ここはかつてアジアンレスキュー隊が占拠していた部屋で、今は黒焦げになり、滋養強壮栄養剤トリプルCの倉庫になっている。トリプルCとは、先月昆虫の混入が確認され、各地から返品を受けた品物だ。それがなんでうちにあるのかは、まあ後で話す。


9月の某日、決死のアタックでアジアンレスキュー隊を追い出すことに成功したものの、彼らは退去の際にこともあろうか火をつけていった。幸いロボットのふたしくんが火を発見し放尿というか放水してくれたから助かったが、部屋は黒こげになってしまった。

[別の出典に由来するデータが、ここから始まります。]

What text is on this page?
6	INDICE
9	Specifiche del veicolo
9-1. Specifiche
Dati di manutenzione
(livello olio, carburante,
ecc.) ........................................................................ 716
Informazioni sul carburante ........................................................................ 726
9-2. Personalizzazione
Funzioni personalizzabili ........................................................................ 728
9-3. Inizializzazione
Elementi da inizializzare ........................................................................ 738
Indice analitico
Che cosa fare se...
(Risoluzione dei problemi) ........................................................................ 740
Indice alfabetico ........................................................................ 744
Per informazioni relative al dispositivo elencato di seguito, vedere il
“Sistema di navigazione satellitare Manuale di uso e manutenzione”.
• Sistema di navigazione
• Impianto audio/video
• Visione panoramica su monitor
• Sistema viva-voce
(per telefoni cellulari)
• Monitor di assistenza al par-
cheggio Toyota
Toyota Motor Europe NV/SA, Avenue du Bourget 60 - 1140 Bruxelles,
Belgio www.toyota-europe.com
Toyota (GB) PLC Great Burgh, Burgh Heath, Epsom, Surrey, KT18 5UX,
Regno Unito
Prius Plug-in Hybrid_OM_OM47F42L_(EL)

その後、アジアンレスキューがどこに行ったかは分からないが、彼らの悪い噂話は聞こえてくる。
あっちでカツアゲしたの、こっちで喧嘩したのと全くロクなもんじゃねぇ。


とかくそんな訳で今607号室はトリプルCの倉庫になってしまっている。
が、正直なところこのトリプルCもなんとかしたい。
例の昆虫混入事件のせいで全く売れず、返品の山だけが毎日のようにやってくる。
昨日も万単位で送られてきた。
正直、「これは会社に……」と思うのだが、その会社も不景気で業績が悪く、夜逃げの準備をはじめている始末。とてもじゃないが引き取ってくれなんて言えない。だからこうしてうちで預かっているわけだが、それにしてももう送ってこないで!と言いたくてしかたない。
今はトリプルCのパッケージを見るたびに、「どうして昆虫入りドリンク」と明記しなかったんだと愚痴をこぼしてしまう。
いつになったらほとぼりが冷めるのやら、と半ばあきらめの様で眺めているが、全国代理店の数が半端じゃないので、まだまだしばらくの間は返品の山が届きそうである。しかし同時に唯一の望みというか、展望もある。巷で騒がれ始めている昆虫ブームだ。特に子供を中心とした新しい虫を食べる人たちの動きが気になるところではある。彼らならこのトリプルCも消費してくれるのではないか、などと思ってひそかに期待をかけている。